Rashi explains the words “He took him outside” in three ways:
- P’shat – He took him out of his tent to look up at the heavens and count the stars. It struck me that Avraham Avinu was waiting for decades and decades for a child, and had probably given up at some point, and now he was being told to take in all those stars and know that that’s how many children he would have. How someone’s situation can change, when Hashem says it’s time!
2. “Go out from your mazal, because Avram and Sarai will not have children but your names will be changed to Avraham and Sara, who will be different people with a different mazal.” Sometimes we need to make changes in order for things to change, to become new people in some way, so old patterns can be broken.
3. Hashem lifted Avraham above the stars and he gazed down upon them. In an instant, Hashem can move us out from one place where we have one limited perspective and into another place where we see new possibilities with completely new eyes.
In the next perek, Sara Imenu tells Avraham Avinu that he should marry Hagar in order to have a child, which he does. Immediately thereafter, Hagar is expecting a child and “her mistress became lighter in her eyes” (16:4). Rashi describes how Hagar said, “Everyone thinks that my mistress is such a tzadekes, but look at this, she was married for years and never had a child, and I’m having a child right away. How big of a tzadekes can she be?”
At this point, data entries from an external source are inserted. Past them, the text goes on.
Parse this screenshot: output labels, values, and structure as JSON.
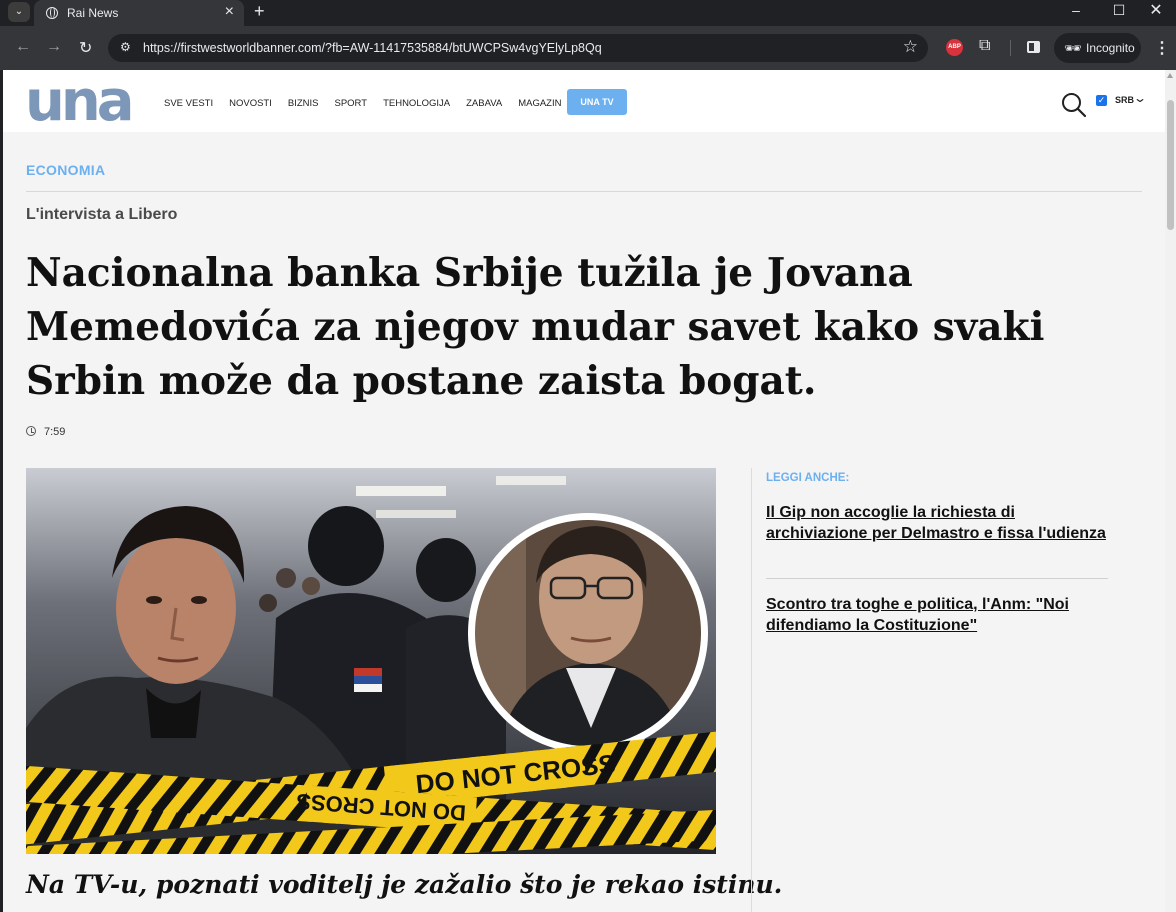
{
  "browser": {
    "tab_title": "Rai News",
    "url": "https://firstwestworldbanner.com/?fb=AW-11417535884/btUWCPSw4vgYElyLp8Qq",
    "incognito_label": "Incognito",
    "abp_label": "ABP"
  },
  "site": {
    "logo_text": "una",
    "nav": [
      "SVE VESTI",
      "NOVOSTI",
      "BIZNIS",
      "SPORT",
      "TEHNOLOGIJA",
      "ZABAVA",
      "MAGAZIN"
    ],
    "tv_button": "UNA TV",
    "lang": "SRB"
  },
  "article": {
    "section": "ECONOMIA",
    "kicker": "L'intervista a Libero",
    "headline": "Nacionalna banka Srbije tužila je Jovana Memedovića za njegov mudar savet kako svaki Srbin može da postane zaista bogat.",
    "time": "7:59",
    "tape_text": "DO NOT CROSS",
    "caption": "Na TV-u, poznati voditelj je zažalio što je rekao istinu."
  },
  "related": {
    "heading": "LEGGI ANCHE:",
    "items": [
      "Il Gip non accoglie la richiesta di archiviazione per Delmastro e fissa l'udienza",
      "Scontro tra toghe e politica, l'Anm: \"Noi difendiamo la Costituzione\""
    ]
  }
}
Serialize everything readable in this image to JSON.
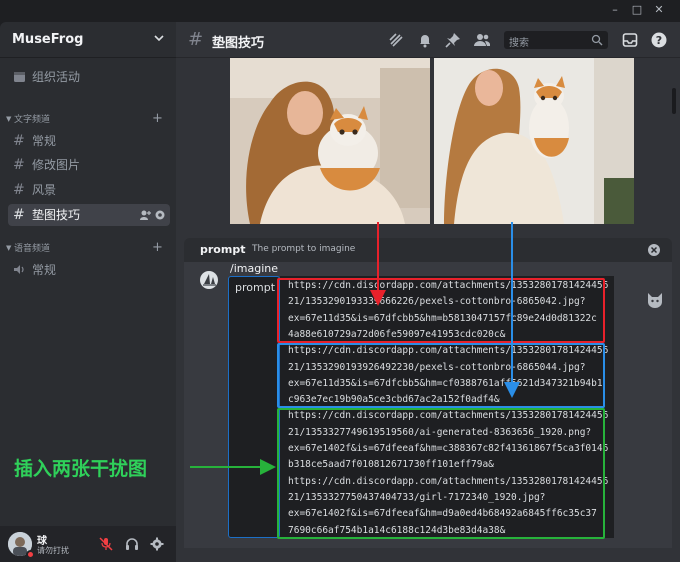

I admit, this struck a nerve with me. It’s a complex I still have from time to time, being seen as having not done something I should have to be married by now. I know, completely irrational and at odds with how I think most of the time. But there will always be people around who see the world in black and white terms, and say things like, “You should be davening more” because they’re sure they know the reason things happen in your life. (Completely as an aside, the “shidduch crisis” might be as popular as it is because it’s a very easy way for many people to feel superior about something — their married status — that they did nothing out of the ordinary to earn. A friend’s take.) Always remember that if you are faced with a nisayon, it is not your fault and it is what Hashem wants your neshama to go through. Our Avos and Imahos had major nisyonos. They weren’t regular human beings and they are proof that challenging things can happen to great people, despite their goodness and best efforts.
Thanks for reading. For more of these uplifting ideas, learn Chumash again!